Staring back at me now, with the same dark eyes as me, is someone I haven't spoke to or rarely about in years. I try not to think about him for the most part because doing so would open up a box of questions and answers I'm scared to ask and find out.

He's my other dad but he's also not sane. He committed unthinkable crimes before I was born. He killed people and it's disturubing alone to believe what everyone is saying and to find out more would be far worse.

I close the sketchbook as I look out the window. Deciding it's best I throw the picture away somewhere else than at home. I don't want my dad or Vivian to find it in the trash and piece together the drawing to see what I drew.

Dad doesn't like discussing the touchy subject and everything I heard and learned through the years I don't blame him. I can see his reasoning why. He's always wanted to protect Vivian and I from a dark truth I hadn't known until the life we lived out of town hardly seeing anyone ended.

I belived at five years old everyone was growing up the same. Not going out much in public. Being scared and fearful of my father on occasion. Pretending to sleep during heated agurements where belongings were thrown. Seeing my dad appear shaken up after displaying a fresh bruise. I thought everything was normal including the amount of alcohol ingested to lead into a fit of rage or a calmness in the house you can hear a pen drop. I didn't know any different. I was used to that life before leaving and moving in with dad's parents, my grandparents, he was never close with.

The first several months were rocky at first. I hated being somewhere I didn't know. I hated the fact my dad wasn't happy.

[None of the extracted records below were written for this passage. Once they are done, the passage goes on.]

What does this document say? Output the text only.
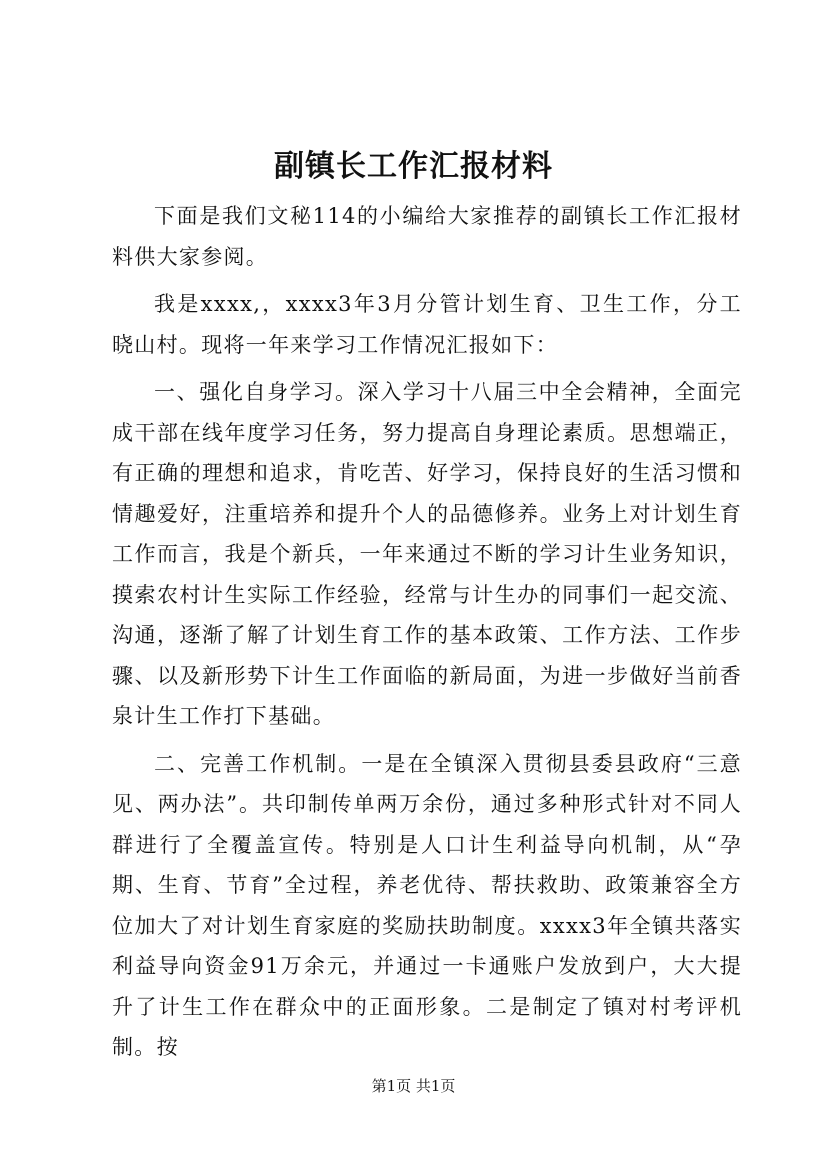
副镇长工作汇报材料

下面是我们文秘114的小编给大家推荐的副镇长工作汇报材料供大家参阅。

我是xxxx,，xxxx3年3月分管计划生育、卫生工作，分工晓山村。现将一年来学习工作情况汇报如下：

一、强化自身学习。深入学习十八届三中全会精神，全面完成干部在线年度学习任务，努力提高自身理论素质。思想端正，有正确的理想和追求，肯吃苦、好学习，保持良好的生活习惯和情趣爱好，注重培养和提升个人的品德修养。业务上对计划生育工作而言，我是个新兵，一年来通过不断的学习计生业务知识，摸索农村计生实际工作经验，经常与计生办的同事们一起交流、沟通，逐渐了解了计划生育工作的基本政策、工作方法、工作步骤、以及新形势下计生工作面临的新局面，为进一步做好当前香泉计生工作打下基础。

二、完善工作机制。一是在全镇深入贯彻县委县政府“三意见、两办法”。共印制传单两万余份，通过多种形式针对不同人群进行了全覆盖宣传。特别是人口计生利益导向机制，从“孕期、生育、节育”全过程，养老优待、帮扶救助、政策兼容全方位加大了对计划生育家庭的奖励扶助制度。xxxx3年全镇共落实利益导向资金91万余元，并通过一卡通账户发放到户，大大提升了计生工作在群众中的正面形象。二是制定了镇对村考评机制。按

第1页 共1页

I disliked everything more than I had in my five years of life. Everything I knew was turned upside down then I found out the truth about Jared.

I wasn't wanted to begin with. I wasn't planned. I happened the night my dad tried to escape and I'm also the reason he stayed. He could have continued to fight to leave. He should have but he was carrying me. He wanted more than anything to have a happy life with someone he thought cared about him and loved him.

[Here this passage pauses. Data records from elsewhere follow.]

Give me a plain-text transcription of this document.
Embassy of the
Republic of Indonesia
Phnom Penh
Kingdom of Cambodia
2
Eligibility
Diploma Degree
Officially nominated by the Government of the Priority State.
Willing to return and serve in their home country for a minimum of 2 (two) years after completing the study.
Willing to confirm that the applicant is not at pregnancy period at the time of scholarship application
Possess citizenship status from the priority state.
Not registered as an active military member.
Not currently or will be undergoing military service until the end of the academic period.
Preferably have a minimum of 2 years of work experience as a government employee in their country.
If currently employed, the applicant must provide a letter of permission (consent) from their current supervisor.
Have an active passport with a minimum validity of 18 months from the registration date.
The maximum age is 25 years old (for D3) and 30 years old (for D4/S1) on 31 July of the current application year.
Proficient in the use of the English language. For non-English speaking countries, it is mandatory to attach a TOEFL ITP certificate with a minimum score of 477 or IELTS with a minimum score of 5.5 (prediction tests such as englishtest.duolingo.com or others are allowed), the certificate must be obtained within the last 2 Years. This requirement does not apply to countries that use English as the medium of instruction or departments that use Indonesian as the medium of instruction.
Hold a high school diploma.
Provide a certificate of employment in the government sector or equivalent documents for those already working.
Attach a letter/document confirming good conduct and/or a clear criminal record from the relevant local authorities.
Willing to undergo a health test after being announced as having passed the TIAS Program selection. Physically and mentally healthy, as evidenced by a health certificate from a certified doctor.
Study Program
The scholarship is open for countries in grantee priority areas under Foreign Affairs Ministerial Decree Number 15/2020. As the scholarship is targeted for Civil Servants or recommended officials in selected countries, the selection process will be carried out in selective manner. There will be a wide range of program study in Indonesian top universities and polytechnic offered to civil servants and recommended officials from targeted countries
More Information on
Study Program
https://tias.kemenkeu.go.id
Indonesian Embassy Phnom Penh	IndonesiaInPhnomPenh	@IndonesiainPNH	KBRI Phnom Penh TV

My dad fell for Jared's apologies and the fake promises. He stayed scared for his life and mine because of the person he believed wasn't such a deranged person. He also gave up hope on leaving. He accepted life where he hadn't gone outside again until I was three years old. Even then it wasn't for long periods of time for the both of us when Jared told him to make sure he stayed close and I never got to make friends.

We were trapped inside the house. Trapped away from town no one heard the shouting when Jared snapped. No one saw the bruises on my dad's face and the hand prints displayed on his arms from where Jared pulled him with force. Pushing my dad when he got angry and he didn't care I was right there. I remember sleeping with one eye partially open when my room was in the living room they made for me. I witnessed more than any child my age should. But I never said anything.